Золотоглазые
Шрифт:
Он посмотрел на Мальчика со слабой надеждой, что следовало говорить мягче, более по-детски. Мальчик же, начав говорить, окончательно разрушил всякую надежду.
— Вы оставляете все на том же уровне. Дело не в ненависти или симпатии. В этом нет разницы. Дело в том, что дискуссией нашего конфликта не разрешить. Между нами стоит биологическая ненависть: вы не можете не позволить себе убивать нас, потому что, в противном случае, с вами будет покончено. Это политическая необходимость, требующая вмешательства высших сфер. Кое-кто из ваших политических Лидеров, знающих о нас, должно быть, раздумывает, а не последовать ли решению, принятому русскими.
— Так вы об этом тоже знаете?
— Да, конечно.
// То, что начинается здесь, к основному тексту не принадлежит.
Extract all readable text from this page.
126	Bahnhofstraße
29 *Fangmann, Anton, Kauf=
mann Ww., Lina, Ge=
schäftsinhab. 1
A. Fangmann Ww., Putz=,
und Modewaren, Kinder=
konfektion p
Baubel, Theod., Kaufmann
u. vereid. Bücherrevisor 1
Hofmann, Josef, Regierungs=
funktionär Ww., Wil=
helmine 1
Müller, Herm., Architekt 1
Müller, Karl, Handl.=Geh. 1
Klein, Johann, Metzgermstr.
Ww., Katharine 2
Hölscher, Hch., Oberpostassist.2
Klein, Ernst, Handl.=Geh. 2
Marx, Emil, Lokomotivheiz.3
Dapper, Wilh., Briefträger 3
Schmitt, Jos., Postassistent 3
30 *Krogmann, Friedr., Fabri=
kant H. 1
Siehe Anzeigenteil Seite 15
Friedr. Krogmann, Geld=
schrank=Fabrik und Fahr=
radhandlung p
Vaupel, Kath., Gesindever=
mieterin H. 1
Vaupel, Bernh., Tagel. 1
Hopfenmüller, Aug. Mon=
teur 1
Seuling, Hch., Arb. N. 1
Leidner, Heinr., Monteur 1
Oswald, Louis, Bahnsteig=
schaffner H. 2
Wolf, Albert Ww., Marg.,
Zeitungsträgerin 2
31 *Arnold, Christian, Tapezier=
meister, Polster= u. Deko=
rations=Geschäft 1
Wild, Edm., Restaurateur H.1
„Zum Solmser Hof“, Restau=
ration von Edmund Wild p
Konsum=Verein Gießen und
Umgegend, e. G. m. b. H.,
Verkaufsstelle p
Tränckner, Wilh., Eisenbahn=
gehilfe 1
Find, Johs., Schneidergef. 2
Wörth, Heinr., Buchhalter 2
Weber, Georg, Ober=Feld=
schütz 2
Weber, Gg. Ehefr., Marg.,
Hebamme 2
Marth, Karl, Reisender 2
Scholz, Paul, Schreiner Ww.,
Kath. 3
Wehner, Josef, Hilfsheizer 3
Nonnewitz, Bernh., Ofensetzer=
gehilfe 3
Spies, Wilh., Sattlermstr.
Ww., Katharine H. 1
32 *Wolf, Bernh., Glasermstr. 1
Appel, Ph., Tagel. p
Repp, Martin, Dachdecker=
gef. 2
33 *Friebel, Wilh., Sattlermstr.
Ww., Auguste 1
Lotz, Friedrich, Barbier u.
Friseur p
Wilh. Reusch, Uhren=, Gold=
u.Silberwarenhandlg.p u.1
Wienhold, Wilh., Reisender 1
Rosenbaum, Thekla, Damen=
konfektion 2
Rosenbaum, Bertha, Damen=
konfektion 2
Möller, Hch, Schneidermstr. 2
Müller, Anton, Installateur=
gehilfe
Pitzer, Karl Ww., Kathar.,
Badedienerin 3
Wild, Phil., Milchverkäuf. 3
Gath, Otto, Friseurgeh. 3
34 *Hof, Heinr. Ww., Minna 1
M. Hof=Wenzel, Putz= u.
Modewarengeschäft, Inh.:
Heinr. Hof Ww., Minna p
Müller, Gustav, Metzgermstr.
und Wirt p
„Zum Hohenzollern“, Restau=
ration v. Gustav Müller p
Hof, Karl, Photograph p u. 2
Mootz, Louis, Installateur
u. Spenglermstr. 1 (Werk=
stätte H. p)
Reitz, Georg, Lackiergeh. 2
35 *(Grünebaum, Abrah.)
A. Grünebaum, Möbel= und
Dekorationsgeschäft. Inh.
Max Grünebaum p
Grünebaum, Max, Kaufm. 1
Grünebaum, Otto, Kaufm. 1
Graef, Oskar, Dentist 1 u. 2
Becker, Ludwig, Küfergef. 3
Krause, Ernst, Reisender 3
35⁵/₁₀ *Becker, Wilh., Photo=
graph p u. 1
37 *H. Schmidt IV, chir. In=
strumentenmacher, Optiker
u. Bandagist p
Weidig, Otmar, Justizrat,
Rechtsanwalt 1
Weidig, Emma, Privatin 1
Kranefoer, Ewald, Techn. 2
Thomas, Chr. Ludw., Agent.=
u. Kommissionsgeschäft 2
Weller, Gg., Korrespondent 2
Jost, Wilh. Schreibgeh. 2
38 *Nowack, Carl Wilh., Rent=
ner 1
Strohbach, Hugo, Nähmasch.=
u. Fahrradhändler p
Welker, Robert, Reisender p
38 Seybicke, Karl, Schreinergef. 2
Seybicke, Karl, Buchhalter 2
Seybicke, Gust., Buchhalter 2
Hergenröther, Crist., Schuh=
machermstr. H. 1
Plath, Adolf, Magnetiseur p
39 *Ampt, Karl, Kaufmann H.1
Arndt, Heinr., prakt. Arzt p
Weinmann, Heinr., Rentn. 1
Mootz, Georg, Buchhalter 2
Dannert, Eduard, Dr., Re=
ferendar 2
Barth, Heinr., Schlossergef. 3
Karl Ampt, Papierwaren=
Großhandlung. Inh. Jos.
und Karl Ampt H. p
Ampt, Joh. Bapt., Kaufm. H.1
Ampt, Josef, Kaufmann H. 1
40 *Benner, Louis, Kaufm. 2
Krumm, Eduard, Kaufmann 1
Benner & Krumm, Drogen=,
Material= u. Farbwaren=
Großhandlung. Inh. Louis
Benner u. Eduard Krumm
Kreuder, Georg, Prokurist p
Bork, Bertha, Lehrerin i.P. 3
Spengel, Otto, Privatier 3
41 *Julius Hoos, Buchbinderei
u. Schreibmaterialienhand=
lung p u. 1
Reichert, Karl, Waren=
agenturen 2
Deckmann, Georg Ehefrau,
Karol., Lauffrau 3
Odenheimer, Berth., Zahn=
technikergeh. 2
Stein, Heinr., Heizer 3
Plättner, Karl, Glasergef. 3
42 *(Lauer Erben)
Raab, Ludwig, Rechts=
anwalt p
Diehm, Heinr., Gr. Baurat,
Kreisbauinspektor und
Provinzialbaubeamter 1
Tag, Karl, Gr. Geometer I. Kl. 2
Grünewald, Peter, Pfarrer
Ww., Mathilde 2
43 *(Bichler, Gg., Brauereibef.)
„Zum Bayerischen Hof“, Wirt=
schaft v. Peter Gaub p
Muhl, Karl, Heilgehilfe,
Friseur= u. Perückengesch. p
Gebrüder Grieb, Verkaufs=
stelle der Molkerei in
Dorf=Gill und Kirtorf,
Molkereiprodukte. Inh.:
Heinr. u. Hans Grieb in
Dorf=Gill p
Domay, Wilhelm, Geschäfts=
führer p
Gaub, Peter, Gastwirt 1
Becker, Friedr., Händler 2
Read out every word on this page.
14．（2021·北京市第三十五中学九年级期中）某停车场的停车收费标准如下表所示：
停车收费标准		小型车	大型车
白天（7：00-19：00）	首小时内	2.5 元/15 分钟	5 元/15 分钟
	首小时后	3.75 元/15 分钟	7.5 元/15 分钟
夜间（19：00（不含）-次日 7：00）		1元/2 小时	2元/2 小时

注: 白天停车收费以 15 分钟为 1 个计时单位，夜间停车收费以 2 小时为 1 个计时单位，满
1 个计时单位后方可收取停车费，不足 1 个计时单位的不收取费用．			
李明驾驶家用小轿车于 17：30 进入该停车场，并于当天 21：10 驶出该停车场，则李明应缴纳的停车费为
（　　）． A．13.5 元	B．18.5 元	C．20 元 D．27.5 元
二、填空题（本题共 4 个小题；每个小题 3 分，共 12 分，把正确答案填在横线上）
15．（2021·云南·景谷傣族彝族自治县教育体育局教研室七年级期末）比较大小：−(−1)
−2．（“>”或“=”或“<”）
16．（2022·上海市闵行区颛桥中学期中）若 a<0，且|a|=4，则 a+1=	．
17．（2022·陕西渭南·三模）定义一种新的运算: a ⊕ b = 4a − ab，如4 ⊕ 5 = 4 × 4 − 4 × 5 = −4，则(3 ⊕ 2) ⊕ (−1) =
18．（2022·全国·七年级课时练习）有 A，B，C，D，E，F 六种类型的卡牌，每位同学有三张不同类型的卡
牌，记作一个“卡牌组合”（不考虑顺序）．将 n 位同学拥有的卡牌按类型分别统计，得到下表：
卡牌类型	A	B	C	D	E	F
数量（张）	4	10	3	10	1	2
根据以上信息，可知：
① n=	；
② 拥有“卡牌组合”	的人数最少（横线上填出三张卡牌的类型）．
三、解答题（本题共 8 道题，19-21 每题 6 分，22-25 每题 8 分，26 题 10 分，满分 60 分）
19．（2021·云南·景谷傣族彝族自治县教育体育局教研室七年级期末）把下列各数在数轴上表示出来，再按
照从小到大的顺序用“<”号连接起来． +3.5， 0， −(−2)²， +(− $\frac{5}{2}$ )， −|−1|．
Пока Дети в Гежинске оставались живы, нам не надо было заботиться о себе, но когда они умерли — баланс был нарушен. Русские понимали, что мы представляем потенциальную опасность, что биологическая
— Думаю, наша цивилизованная страна известна своей способностью находить компромиссы. История учит нас быть более терпимыми к меньшинству…
Теперь ответила Девочка:
— Дело не в цивилизованности, — сказала она, — если мы будем существовать, мы будем доминирующим элементом. Разве вы согласитесь быть подавленными? И еще политический вопрос: может ли государство позволить, чтобы в нем развивалась могущественная группа, меньшинство, которое нет сил держать под контролем? Ясно?.. И что же вы сделаете? Мы в безопасности, пока вы говорите об этом. Наиболее примитивные из вас, ваши массы, захотят уничтожить нас. Ваши религиозные деятели будут лицемерно беспокоиться об этической стороне. А потом ваших нерешительных правых, стоящих у власти и неохотно идущих к тому, чтобы применять против нас жесткие меры, сместят, воспользовавшись шансом, ваши политики из левых. Они будут защищать наши права как забытого меньшинства. Их лидеры будут гореть священным негодованием. Они будут требовать права на правосудие, сочувствие и сердечность. Потом кому-то из них придет в голову, что это действительно серьезная проблема, и если они хотят победить, то не лучше ли сменить политику сердечности на холодную войну, и свистопляска доброжелателей сойдет на нет.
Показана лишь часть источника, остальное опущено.